Now, here's where it gets interesting. Miller says, that in theory, you can actually pinpoint which nuclear test was responsible for fallout in a specific area by looking at the ratios between the radioactive isotopes found there. These ratios have been published and available since the early 1980s, courtesy of University of California researcher Harry G. Hicks. In fact, Miller used Hick's research data - known in the health physics community as the Hicks Table - to estimate total fallout as well as 66 individual fallout isotopes from the NCI's radio-iodine data. These values form the core of the U.S. Fallout Atlas series.

"The point I'm making is that, while the analyses procedures are slow and cumbersome, the derived information is not particularly complex, and the means to evaluate the NCI study is almost low-tech," he says. "From every perspective, it's a feasible study. If the government decides not to follow this up, it would be a huge waste of he NCI's work. While I somewhat enjoy having the only book series with this kind of detail, I think that science and the public would be better served with a formal government evaluation of nuclear fallout."

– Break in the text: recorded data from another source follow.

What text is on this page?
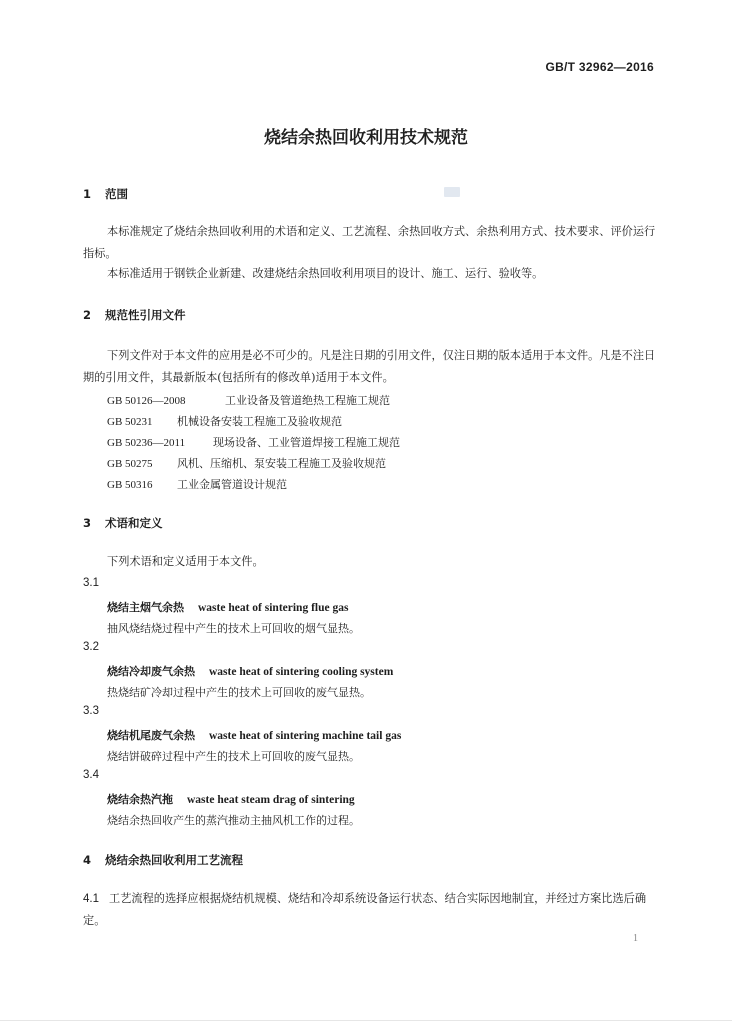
GB/T 32962—2016
烧结余热回收利用技术规范
1 范围
本标准规定了烧结余热回收利用的术语和定义、工艺流程、余热回收方式、余热利用方式、技术要求、评价运行指标。
本标准适用于钢铁企业新建、改建烧结余热回收利用项目的设计、施工、运行、验收等。
2 规范性引用文件
下列文件对于本文件的应用是必不可少的。凡是注日期的引用文件，仅注日期的版本适用于本文件。凡是不注日期的引用文件，其最新版本(包括所有的修改单)适用于本文件。
GB 50126—2008	工业设备及管道绝热工程施工规范
GB 50231 机械设备安装工程施工及验收规范
GB 50236—2011	现场设备、工业管道焊接工程施工规范
GB 50275 风机、压缩机、泵安装工程施工及验收规范
GB 50316 工业金属管道设计规范
3 术语和定义
下列术语和定义适用于本文件。
3.1
烧结主烟气余热 waste heat of sintering flue gas
抽风烧结烧过程中产生的技术上可回收的烟气显热。
3.2
烧结冷却废气余热 waste heat of sintering cooling system
热烧结矿冷却过程中产生的技术上可回收的废气显热。
3.3
烧结机尾废气余热 waste heat of sintering machine tail gas
烧结饼破碎过程中产生的技术上可回收的废气显热。
3.4
烧结余热汽拖 waste heat steam drag of sintering
烧结余热回收产生的蒸汽推动主抽风机工作的过程。
4 烧结余热回收利用工艺流程
4.1 工艺流程的选择应根据烧结机规模、烧结和冷却系统设备运行状态、结合实际因地制宜，并经过方案比选后确定。
1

The implications of Miller's work, contained in his five volume atlas, are huge. If a link exists between some of the radionuclides and certain types of cancers, physicians across the country could use that information as an important diagnostic tool. They could ask patients where they grew up and where they've lived. If a patient lived in an area that got hit with high levels of Cobalt 60, for instance, a physician might want to consider looking at female colon cancer, which seems to be highly correlated with Cobalt 60 deposits.

So far, he's had no luck convincing Congress to continue such studies. "I would think that some senators and representatives would look at their own families and the people they know and love who have cancer and want to study this more, " says Miller. "I would think they owe it to their constituency."

Atomic weapons testing was a very unique period of history, and everyone's backyard was a part of that history. "It's a technohistory that we've ignored," he says.

Not only have we ignored that chapter of our past, but we don't seem to have learned anything from the human toll of nuclear weapons testing. In fact, the Bush administration is making noise about starting up nuclear testing again. "That's probably going to happen," says Miller. "At some point - perhaps during the so-called bunker-buster tests - I would not be surprised to see what in effect will be above ground nuclear testing. Some of these things are supposed to have 300-kiloton warheads. There is no way a device like that can be field tested without producing a huge debris cloud."

Given what he knows, isn't Miller tempted to become an activist? "You know," he says, "I followed my first book on nuclear testing with a novel, The Atomic Express. In it I included everything I knew about the military, about nuclear weapons, the 1950s, and everything else. In that book I projected what some might suggest is a negative view of the Atomic Energy Commission. If someone wants my personal opinion about the bomb, they can read that. But research for the Fallout Atlas was different. For that research I was just trying to learn something new. That was my only stake in the data. I always got a kick out of seeing those statistical results for the first time. There for a while, it was at least one surprise a day. Just being able to parse the data was enough for me. I always say the data should speak for itself. Look at the data."

Miller's data, indeed, makes a powerful case. Just look at the map. It speaks volumes.